Pada 2013, produksi rokok mencapai 341 miliar batang dan diharapkan
pada 2014 mencapai 360 miliar batang. Supaya target cukai tercapai, semua itu
harus terjual.
Artinya, masyarakat didorong semakin banyak merokok. Produksi 360
miliar batang rokok itu untuk 240 juta penduduk Indonesia. Berarti satu mulut
orang Indonesia—dari bayi sampai kakek-kakek—disiapkan 1.500 batang rokok per
tahun untuk dibakar. Kalau jumlah batang per orang tidak dapat ditingkatkan
karena sudah jenuh, yang ditingkatkan jumlah perokok baru, terutama remaja
dan anak-anak.
Supaya hal itu tercapai, tentunya pemerintah harus memberi kemudahan
supaya remaja dan anak-anak yang merokok jumlahnya meningkat. Apakah kerugian
akibat dampak buruk rokok juga meningkat, bukan urusan pemerintah. Kalau
sakit, yang membayar juga perokok itu sendiri. Pemerintah tidak merasa
mengeluarkan uang meskipun akibat sakit itu produktivitas rakyat menurun.

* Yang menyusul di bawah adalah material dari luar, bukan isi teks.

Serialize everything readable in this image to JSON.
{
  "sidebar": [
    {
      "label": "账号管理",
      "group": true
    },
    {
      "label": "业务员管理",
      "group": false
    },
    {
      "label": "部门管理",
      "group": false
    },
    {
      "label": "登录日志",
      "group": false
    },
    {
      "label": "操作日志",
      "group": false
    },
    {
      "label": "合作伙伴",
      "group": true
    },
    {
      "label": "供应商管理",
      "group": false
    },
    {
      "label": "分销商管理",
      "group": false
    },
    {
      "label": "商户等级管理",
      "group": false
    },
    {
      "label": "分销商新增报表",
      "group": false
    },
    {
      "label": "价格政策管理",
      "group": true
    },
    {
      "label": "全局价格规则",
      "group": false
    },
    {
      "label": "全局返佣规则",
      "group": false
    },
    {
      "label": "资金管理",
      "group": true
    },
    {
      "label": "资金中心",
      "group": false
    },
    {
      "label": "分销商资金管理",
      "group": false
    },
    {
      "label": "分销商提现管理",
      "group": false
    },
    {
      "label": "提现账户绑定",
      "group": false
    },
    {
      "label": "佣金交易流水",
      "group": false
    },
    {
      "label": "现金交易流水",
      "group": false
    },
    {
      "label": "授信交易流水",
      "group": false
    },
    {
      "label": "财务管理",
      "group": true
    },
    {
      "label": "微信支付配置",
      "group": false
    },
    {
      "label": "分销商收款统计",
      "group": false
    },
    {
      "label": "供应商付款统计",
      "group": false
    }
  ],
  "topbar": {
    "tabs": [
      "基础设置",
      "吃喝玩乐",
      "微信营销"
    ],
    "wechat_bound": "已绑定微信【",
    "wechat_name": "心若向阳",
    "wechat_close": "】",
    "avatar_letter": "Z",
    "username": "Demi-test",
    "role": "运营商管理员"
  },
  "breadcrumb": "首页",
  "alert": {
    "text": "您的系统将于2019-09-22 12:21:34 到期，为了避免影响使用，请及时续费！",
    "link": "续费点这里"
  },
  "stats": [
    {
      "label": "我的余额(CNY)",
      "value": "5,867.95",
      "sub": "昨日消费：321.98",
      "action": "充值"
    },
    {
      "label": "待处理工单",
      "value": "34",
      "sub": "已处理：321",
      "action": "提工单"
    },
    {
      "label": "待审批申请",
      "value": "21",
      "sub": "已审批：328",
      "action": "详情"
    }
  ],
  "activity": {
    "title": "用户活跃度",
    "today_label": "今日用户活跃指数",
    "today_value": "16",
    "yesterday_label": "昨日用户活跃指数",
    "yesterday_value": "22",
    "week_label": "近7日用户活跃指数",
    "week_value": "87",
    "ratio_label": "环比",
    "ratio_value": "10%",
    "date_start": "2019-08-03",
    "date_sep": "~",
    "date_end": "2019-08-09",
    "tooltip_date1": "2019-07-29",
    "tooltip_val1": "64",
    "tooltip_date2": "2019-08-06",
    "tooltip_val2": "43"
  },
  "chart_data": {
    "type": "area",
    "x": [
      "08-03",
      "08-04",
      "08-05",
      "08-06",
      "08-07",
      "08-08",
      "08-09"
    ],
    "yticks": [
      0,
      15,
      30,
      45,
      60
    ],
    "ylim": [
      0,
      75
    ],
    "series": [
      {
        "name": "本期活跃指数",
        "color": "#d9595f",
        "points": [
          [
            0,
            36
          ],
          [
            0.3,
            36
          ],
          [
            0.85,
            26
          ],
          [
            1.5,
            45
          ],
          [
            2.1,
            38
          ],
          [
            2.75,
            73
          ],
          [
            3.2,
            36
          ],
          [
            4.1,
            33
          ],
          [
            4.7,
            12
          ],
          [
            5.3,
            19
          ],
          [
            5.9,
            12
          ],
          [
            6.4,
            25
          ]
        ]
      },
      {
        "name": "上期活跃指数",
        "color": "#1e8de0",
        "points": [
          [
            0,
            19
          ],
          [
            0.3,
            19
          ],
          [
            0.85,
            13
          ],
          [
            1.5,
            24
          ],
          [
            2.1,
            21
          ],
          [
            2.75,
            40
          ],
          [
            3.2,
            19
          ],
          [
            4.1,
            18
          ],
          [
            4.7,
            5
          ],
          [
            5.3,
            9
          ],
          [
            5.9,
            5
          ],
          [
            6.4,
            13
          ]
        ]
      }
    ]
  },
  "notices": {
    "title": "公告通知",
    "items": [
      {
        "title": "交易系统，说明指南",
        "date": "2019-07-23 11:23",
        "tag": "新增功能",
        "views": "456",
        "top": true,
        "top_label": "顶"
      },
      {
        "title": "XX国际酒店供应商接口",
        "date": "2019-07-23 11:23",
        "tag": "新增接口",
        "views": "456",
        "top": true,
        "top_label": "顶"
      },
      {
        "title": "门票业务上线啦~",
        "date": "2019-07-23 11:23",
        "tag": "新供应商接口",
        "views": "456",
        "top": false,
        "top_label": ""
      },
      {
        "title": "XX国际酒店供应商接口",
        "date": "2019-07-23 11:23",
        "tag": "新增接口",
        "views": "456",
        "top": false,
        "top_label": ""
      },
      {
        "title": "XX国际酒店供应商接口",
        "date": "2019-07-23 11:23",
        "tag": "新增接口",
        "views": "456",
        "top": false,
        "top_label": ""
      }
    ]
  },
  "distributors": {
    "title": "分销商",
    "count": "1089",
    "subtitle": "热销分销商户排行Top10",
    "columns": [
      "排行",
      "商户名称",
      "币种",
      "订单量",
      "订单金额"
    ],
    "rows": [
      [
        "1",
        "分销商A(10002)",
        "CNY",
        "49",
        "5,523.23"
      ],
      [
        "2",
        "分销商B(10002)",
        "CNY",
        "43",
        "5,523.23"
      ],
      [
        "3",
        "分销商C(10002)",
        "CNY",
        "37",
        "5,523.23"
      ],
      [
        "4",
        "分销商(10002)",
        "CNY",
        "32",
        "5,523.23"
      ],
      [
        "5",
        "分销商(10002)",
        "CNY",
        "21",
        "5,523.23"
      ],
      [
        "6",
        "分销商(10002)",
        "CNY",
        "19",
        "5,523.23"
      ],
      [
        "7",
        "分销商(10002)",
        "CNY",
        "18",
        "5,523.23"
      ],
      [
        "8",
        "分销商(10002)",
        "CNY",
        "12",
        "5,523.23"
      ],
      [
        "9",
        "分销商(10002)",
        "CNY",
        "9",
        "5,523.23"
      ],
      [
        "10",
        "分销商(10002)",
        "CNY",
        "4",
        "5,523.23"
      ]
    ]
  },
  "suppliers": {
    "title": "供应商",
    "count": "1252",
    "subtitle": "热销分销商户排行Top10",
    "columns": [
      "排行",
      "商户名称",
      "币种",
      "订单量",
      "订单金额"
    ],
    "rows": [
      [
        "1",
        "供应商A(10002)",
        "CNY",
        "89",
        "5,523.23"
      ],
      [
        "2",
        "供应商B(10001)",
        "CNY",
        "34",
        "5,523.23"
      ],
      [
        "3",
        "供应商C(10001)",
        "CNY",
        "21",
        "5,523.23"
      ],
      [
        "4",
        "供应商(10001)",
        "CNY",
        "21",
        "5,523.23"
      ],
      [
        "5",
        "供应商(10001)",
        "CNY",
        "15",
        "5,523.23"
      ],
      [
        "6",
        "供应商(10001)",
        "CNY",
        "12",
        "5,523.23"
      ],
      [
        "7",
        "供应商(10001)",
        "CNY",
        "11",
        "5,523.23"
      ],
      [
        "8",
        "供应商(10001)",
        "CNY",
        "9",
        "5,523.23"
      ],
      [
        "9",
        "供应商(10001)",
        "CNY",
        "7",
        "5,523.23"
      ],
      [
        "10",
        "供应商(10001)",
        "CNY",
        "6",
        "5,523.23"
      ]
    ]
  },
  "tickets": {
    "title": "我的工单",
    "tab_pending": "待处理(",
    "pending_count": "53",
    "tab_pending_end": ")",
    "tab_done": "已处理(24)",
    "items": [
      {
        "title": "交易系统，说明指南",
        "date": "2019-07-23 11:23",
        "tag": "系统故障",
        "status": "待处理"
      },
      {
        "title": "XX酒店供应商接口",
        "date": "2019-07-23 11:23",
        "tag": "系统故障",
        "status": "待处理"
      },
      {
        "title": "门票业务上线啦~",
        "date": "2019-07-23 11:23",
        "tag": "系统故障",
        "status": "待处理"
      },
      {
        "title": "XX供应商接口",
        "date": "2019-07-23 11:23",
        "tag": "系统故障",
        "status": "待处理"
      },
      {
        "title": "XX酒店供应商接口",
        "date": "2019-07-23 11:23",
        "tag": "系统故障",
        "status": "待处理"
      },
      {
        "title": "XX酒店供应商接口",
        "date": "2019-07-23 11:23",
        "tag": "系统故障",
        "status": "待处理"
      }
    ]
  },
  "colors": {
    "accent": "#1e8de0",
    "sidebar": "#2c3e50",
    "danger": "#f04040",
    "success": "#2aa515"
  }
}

Dari kebijakan ini jelas bahwa pemerintah lebih berpihak kepada
industri rokok daripada melindungi rakyat dari dampak buruk rokok. Bahwa itu
bertentangan dengan UU Cukai tadi, tidak perlu dirisaukan, toh, banyak rakyat
yang tidak tahu.
Cara
lain
Kalau benar pemerintah ingin melindungi rakyat dari dampak buruk rokok,
tetapi juga pendapatan dari cukai rokok meningkat, naikkan saja tarif cukainya,
bukan jumlah produksinya. Dengan tarif cukai naik, harga rokok memang akan
naik dan mungkin konsumsi rokok di kalangan miskin dan anak-anak akan
menurun.
Dengan sekali dayung, dua tujuan tercapai: meningkatkan pendapatan
negara dari cukai rokok sekaligus melindungi orang miskin dan anak-anak dari
dampak buruk rokok. Untuk yang mampu, kenaikan harga rokok tidak akan
mengurangi konsumsinya karena sudah ketagihan.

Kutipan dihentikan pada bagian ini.